• TeamKSA


by Melanie Roberts

In an age where school shootings have appallingly become a frequent occurrence, 18-year-old Emma González was determined the shooting at Stoneman Douglas High School wasn’t going to be just another school on the list. Publicized for a week and then forgotten.

She famously stood up days after the attack in Parkland, Florida to address her community, the public and the media/government to say, “We Call B.S.!” González urged the crowd that victims were the ones to make changes.

On the morning of February 14, 2018, González woke up and got ready for school like any normal day. Students exchanged valentines, attended class and ate lunch in the cafeteria. What González, other students and staff didn’t anticipate was former student Nikolas Cruz upheaving their whole lives. Described by many as a gun-enthusiast who battled mental illness and depression, Cruz was known for violent outbursts.

He began unleashing semi-automatic fire on the first floor using a .223-caliber AR-15 rifle, working his way through the high school.
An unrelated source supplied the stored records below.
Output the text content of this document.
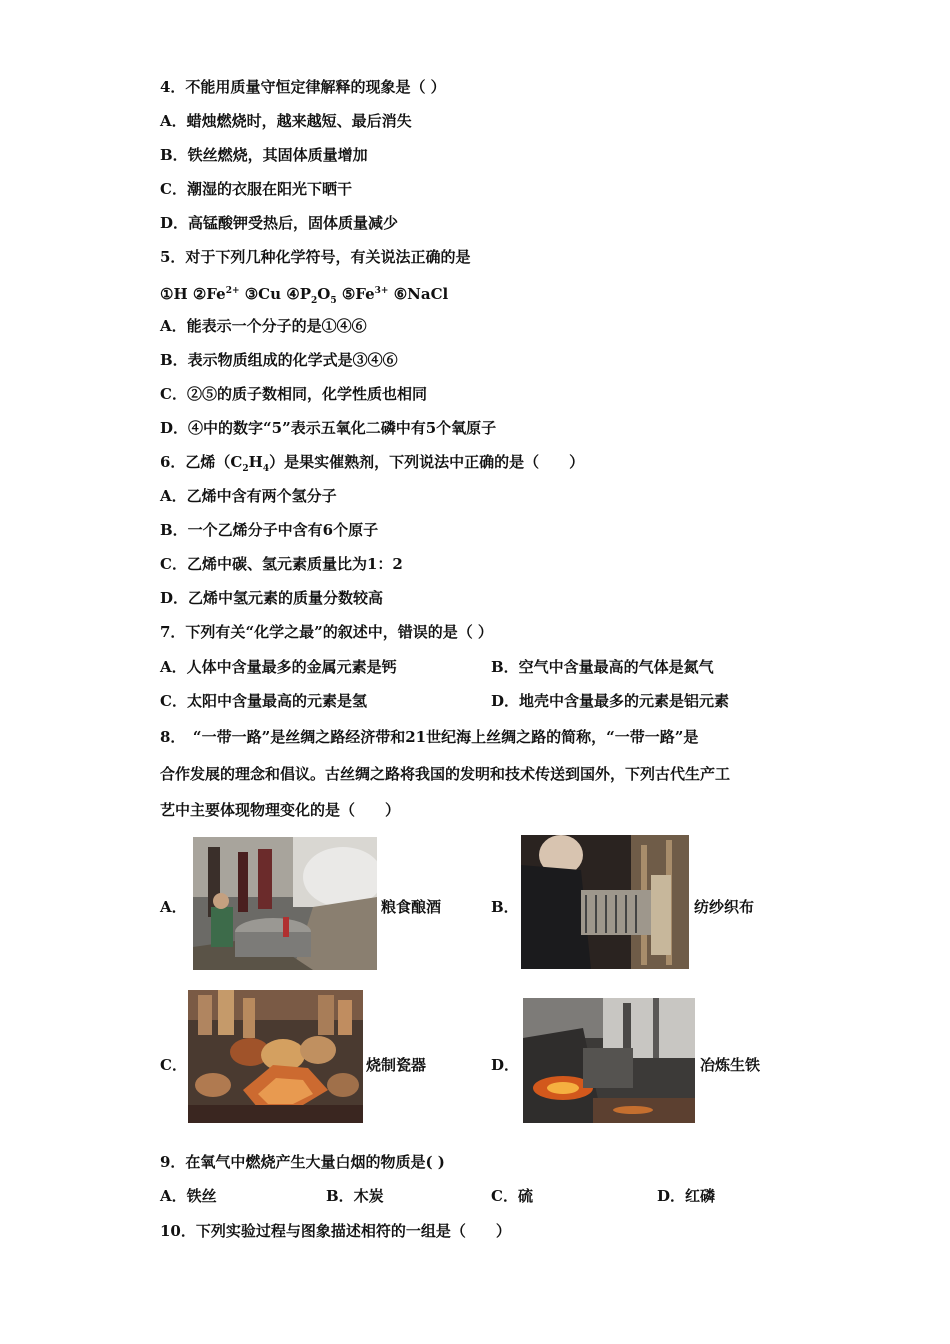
4．不能用质量守恒定律解释的现象是（ ）
A．蜡烛燃烧时，越来越短、最后消失
B．铁丝燃烧，其固体质量增加
C．潮湿的衣服在阳光下晒干
D．高锰酸钾受热后，固体质量减少
5．对于下列几种化学符号，有关说法正确的是
①H $②Fe^{2+}$ ③Cu $④P_2O_5$ $⑤Fe^{3+}$ ⑥NaCl
A．能表示一个分子的是①④⑥
B．表示物质组成的化学式是③④⑥
C．②⑤的质子数相同，化学性质也相同
D．④中的数字“5”表示五氧化二磷中有5个氧原子
6．乙烯$(C_2H_4)$是果实催熟剂，下列说法中正确的是（　　）
A．乙烯中含有两个氢分子
B．一个乙烯分子中含有6个原子
C．乙烯中碳、氢元素质量比为1：2
D．乙烯中氢元素的质量分数较高
7．下列有关“化学之最”的叙述中，错误的是（ ）
A．人体中含量最多的金属元素是钙	B．空气中含量最高的气体是氮气
C．太阳中含量最高的元素是氢	D．地壳中含量最多的元素是铝元素
8．　“一带一路”是丝绸之路经济带和21世纪海上丝绸之路的简称，“一带一路”是
合作发展的理念和倡议。古丝绸之路将我国的发明和技术传送到国外，下列古代生产工
艺中主要体现物理变化的是（　　）
A．	粮食酿酒	B．	纺纱织布
C．	烧制瓷器	D．	冶炼生铁
9．在氧气中燃烧产生大量白烟的物质是( )
A．铁丝	B．木炭	C．硫	D．红磷
10．下列实验过程与图象描述相符的一组是（　　）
Hiding in a classroom unsure of her fate, González comforted other students until rescue teams gave them the all clear. Though she survived, seventeen others didn’t make it out alive.

When President Trump could only offer “thoughts and prayers” in response, González pushed back and shouted that wasn’t enough. She claimed it’s harder to make weekend plans with friends than it is to purchase a gun in Florida.

“If you actively do nothing, people continually end up dead,” González said. “So, it’s time to start doing something.”

She noted America has one of the highest number of school shootings annually. Australia hasn’t had one since 1999, Canada has had three, the UK only one, and Japan hasn’t ever had a mass shooting.

As of May, CNN reported 23 school shootings in 2018 alone. That’s basically one school shooting a week.

Since the shooting, González started the Never Again MSD, a gun-control advocacy group, was interviewed by Ellen DeGeneres and wrote a poem that appeared in Harper’s Bazaar.

The poem read:

“My Name is Emma González. I’m 18 years old, Cuban and bisexual. I’m so indecisive that I can’t pick a favorite color, and I’m allergic to 12 things. I draw, paint, crochet, sew, embroider—anything productive I can do with my hands while watching Netflix. But none of this matters anymore,” she wrote. “What matters is that the majority of American people have become complacent in a senseless injustice that occurs all around them.”

It’s sad to know kids now have to go through shooting drills and worry about the safety of going to school, a place where they are supposed to feel the safe.

It’s refreshing to see a young woman so passionate about her beliefs she has the courage to stand up in front of the world and demand a change.

Whether you agree with González’s beliefs/statements or not, this brave Florida native is a force to be reckoned with and her tenacity inspires young people everywhere to stand up, speak out and don’t wait for changes to happen. Be the change.